Early 2000's isn't Millennial, that's Gen Z. That's one of my frustrations. I remember seeing an article talking about Millennial college students partying on Miami Beach during COVID, and I was internally screaming "THOSE AREN'T MILLENNIALS, THOSE ARE GEN Z!" But I digress...

Of course, really using years isn't a good way to define a generation. I think it's better to define them by behaviors, events, and especially technology.

For example, one of the defining factors for being a Millennial is the growth of the Internet. It effectively didn't exist during our childhood. Our first Internet experience was on dialup. We could barely stream phone-quality audio. Video was out of the question (Yeah, RealPlayer existed, but it was garbage quality). We got to witness the invention of the MP3 and used Napster (and later Kazaa or Limewire).

We were the last generation who would knock on a friend's door to ask if they wanted to ride bikes together.
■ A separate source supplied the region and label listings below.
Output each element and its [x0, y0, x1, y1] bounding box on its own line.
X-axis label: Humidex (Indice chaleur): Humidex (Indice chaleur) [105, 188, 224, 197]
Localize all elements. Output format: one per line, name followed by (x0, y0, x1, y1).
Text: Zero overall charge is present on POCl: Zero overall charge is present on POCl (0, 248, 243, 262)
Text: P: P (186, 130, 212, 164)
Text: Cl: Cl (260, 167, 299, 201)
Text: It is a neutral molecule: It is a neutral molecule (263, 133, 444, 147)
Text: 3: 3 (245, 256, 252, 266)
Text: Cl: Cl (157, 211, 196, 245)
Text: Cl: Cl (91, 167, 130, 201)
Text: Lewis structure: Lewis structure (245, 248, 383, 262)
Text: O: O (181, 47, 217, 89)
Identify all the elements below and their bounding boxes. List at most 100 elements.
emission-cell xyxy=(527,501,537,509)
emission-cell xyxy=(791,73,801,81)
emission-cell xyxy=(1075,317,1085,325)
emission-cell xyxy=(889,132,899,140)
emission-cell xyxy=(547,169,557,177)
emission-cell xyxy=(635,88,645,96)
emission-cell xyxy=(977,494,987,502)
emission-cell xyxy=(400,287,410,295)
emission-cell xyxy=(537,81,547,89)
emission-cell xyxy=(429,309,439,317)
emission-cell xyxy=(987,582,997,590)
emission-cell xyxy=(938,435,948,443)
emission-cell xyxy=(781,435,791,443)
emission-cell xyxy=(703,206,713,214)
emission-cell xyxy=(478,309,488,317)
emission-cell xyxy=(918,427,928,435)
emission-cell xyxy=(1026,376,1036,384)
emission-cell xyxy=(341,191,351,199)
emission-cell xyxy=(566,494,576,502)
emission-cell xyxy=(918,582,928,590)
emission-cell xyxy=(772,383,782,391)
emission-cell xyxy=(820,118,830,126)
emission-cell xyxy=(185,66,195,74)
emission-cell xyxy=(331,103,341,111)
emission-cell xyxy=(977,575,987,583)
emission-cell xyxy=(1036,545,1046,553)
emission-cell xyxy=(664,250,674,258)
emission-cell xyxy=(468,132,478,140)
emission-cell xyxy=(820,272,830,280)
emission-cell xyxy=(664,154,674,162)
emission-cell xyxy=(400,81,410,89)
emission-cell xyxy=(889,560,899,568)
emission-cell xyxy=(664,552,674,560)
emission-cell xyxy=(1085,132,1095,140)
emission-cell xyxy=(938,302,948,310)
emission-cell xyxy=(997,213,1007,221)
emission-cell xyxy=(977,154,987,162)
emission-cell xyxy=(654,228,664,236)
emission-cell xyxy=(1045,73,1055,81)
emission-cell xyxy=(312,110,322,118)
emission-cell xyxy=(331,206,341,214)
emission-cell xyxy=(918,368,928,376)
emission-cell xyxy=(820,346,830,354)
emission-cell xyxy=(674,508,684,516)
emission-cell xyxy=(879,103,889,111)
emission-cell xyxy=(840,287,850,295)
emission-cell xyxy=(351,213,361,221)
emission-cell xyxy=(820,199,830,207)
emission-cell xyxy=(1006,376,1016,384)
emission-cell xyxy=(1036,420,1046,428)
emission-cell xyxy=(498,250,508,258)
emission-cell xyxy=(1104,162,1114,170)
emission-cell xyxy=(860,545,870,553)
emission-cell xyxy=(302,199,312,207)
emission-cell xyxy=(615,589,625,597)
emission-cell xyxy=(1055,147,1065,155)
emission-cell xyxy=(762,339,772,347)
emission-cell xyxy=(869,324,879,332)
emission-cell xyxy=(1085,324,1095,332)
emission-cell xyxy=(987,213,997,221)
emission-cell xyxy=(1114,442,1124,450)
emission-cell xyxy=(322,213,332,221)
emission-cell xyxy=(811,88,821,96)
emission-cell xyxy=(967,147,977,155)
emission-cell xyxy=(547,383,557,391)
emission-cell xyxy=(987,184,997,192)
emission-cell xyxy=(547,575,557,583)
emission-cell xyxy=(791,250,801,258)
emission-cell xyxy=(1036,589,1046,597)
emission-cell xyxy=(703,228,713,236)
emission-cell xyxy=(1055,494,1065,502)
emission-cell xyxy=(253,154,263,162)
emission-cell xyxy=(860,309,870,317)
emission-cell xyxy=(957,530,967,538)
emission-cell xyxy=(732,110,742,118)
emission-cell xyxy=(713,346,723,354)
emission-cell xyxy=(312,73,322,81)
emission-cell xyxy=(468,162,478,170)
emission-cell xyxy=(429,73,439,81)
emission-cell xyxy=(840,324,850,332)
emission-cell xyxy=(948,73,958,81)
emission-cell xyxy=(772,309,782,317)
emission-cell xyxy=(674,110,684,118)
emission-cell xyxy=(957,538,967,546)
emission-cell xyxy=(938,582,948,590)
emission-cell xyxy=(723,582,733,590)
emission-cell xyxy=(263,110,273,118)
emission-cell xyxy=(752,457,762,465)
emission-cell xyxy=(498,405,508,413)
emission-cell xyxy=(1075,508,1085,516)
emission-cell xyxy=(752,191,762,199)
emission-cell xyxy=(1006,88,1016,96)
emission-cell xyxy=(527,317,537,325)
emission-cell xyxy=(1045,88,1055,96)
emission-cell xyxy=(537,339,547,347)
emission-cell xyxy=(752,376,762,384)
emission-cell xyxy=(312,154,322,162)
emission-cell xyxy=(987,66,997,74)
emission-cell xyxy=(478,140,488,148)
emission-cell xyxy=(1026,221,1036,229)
Now, depending on where you lived and how quickly your family adopted new technology, you might not have had an Internet connection until the early or even mid 2000s. Or maybe you had one, but rarely used it. These "late bloomers" could make someone born in 1995 identify more with Gen Z than with Millennials.

Where is the author getting the age ranges??

"Currently aged 16 to 25, we are forced to be grouped into this almost derogatory term, “Millennial”

Um excuse me but last time I checked someone who is 16 is not a millennial, bus instead gen z

The article was written 5 years ago.
"We are incredibly young, and yet possess the nostalgia of an old man." I always felt that way about myself but never really put it in the context of my generation. I wonder how true that actually is for "90's kids" at large.

https://www.reddit.com/r/nostalgia/top/?t=all

Maybe 90's kids are just at some generational maximum of "tendency to nostalge" * "inclination to post about it on the web".
I think it's really only the dullest minds that latch on to this kind of stuff.

If a random person on the internet making broad generalizations about the millions of people in your "generation" feels important to you personally, you need to assess your life priorities.

Sorry, are you trying to contribute something meaningful to this discussion? It sounds like you're just here to disparage the author.
First World Trade Center bombing was feb 1993, not 1994 as stated in this article.
I don't read much in this piece that can't be claimed in a similar form by prior generations. Boomers were also hated, especially "hippie" boomers, and also grew up on a hugely transformational media -- television. Gen-X was hated as eternal slackers and sarcastic do-nothings who also grew up on early forms the internet.

Millennials are also "hated" in these ways, also based on stereotypes and media portrayals. Really it isn't the age range people "hate", it's the lifestyle of a particular urban millennial with a particular life goals. When this generation is mocked, it usually isn't directed toward the guy born in 1990 in a small Midwest town who decided to hang sheetrock right after school, even though he falls squarely in this generation.